The sort of racial and ethnic hatreds stoked by paleocons and related political tendencies feed the centrifugal tendencies that could erupt into mass violence and tear the nation apart — an outcome that would resemble the scenario detailed in William Lind's 2014 race-war novel "Victoria," in which militias topple the government and carry out ethnic cleansing of African-Americans and other minorities.

Lind's enthusiasm for such a horrific civil war shines through in "Victoria."

 

Another aspect of Trump's candidacy the media hasn't handled well is his relationship with white nationalists and others normally regarded as "beyond the pale," whom the media usually ignores. But paleoconservatism provides a big tent for them, and Lind has played a key role in raising that tent. So I'd like to conclude by asking you to address two sides of the same coin.

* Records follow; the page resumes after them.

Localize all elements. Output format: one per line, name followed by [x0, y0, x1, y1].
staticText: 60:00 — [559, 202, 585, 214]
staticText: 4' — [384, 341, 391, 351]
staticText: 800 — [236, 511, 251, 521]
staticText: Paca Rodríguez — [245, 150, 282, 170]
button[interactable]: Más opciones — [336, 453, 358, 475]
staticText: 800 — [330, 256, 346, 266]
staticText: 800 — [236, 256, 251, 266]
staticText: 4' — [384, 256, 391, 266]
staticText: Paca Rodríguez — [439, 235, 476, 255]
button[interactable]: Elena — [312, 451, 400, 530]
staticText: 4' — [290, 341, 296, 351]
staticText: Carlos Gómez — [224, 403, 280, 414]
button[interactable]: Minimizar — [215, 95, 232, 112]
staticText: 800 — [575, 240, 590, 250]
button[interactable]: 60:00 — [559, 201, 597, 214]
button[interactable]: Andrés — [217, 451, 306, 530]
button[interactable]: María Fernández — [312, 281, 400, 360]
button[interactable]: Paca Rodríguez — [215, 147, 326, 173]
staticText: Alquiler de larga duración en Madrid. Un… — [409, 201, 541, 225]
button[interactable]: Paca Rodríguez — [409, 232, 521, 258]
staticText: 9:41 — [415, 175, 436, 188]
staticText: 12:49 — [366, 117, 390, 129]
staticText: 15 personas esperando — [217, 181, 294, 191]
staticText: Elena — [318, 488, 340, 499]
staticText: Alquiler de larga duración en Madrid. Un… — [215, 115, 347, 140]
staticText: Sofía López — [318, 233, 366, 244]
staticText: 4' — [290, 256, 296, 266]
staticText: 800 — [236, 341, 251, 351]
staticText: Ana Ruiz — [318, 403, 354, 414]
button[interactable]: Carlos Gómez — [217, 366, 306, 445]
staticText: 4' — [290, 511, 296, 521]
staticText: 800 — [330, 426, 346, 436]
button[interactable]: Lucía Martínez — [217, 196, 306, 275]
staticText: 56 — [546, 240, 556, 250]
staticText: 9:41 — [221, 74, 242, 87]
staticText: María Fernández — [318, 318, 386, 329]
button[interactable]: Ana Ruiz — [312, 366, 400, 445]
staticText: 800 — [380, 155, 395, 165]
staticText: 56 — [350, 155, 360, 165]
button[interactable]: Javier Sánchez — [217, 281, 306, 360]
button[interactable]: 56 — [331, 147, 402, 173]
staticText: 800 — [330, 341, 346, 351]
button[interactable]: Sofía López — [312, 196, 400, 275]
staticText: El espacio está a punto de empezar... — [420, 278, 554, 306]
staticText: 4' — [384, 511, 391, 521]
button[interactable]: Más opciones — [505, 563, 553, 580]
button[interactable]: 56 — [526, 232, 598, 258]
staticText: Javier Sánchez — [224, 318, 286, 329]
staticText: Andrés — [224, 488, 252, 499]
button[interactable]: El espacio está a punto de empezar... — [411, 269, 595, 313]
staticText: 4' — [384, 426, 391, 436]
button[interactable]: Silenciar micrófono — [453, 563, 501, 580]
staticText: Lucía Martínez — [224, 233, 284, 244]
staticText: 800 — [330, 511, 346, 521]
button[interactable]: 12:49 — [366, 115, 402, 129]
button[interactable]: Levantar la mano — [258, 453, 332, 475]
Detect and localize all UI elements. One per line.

First, how has Trump been able to take advantage of the groundwork that Lind has helped lay?

With regards to the "cultural Marxism" conspiracy theory, every time Donald Trump heaps scorn on "political correctness," whether by intent or not, he's telling people who have encountered Lind's conspiracy theory that he's on board with the program — he knows who the enemies are. 

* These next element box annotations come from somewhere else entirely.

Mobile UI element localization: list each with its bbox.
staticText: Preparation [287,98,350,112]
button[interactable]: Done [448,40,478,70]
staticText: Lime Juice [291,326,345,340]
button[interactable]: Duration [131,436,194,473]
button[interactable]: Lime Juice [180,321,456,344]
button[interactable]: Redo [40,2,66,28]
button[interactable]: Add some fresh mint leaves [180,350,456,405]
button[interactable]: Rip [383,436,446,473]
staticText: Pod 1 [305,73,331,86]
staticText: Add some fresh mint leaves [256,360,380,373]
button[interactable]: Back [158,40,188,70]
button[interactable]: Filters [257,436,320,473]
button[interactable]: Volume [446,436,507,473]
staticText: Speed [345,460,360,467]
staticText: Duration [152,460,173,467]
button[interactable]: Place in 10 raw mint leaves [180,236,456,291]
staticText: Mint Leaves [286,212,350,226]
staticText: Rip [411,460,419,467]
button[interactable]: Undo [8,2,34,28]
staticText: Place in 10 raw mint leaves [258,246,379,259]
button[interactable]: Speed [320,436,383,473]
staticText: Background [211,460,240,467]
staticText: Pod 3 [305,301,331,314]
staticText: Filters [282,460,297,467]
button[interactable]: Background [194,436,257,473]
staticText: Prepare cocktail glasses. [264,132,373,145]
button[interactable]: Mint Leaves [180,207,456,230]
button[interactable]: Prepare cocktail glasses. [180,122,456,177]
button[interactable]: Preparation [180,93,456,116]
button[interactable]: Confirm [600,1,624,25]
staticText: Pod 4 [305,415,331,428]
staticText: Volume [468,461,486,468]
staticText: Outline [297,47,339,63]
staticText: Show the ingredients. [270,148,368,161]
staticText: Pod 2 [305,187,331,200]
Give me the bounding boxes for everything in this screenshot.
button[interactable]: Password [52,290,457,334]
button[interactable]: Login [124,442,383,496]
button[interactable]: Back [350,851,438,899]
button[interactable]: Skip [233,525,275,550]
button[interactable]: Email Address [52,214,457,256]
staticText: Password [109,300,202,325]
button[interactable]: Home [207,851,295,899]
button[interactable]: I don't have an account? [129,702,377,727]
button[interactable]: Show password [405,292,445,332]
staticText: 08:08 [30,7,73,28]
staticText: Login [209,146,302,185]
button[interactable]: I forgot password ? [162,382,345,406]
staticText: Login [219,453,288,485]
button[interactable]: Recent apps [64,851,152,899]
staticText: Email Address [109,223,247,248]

As far as Trump's campaign platform goes, he appears to be capitalizing on the ideas of some of America's most astute right-wing thinkers, Weyrich and Lind, who have crafted a new breed of conservatism with far broader populist appeal than the increasingly discredited trickle-down economics, big government, interventionist, corporate capitalism-beholden style of conservatism that's become dominant in the years since Reagan.

Think of the power of the platform. Prior to the election, it was taken for granted that funding from plutocratic billionaires — the Kochs, Adelson, and so on — would shape the GOP primary outcome. Now, Trump has unique talents that set him apart, sure — but without the paleocon program, Trump would be just another Republican in the pack.

On the flip side, how have Lind, his followers and those he's influenced or facilitated been able to take advantage of Trump's candidacy?

We don't know yet, at least in demonstrable ways. But Trump has clearly emboldened racists. Over the course of Spring 2016, Donald Trump and his son have met significant leaders connected to that 4GW network, not just Lind.

The very fact that Trump has made these sorts of connections, especially to Lind, the author of a race-war novel like "The Turner Diaries," a man who seems to have inspired a major 2011 act of terrorism and suggested he's inspired al-Qaeda as well, is jaw dropping.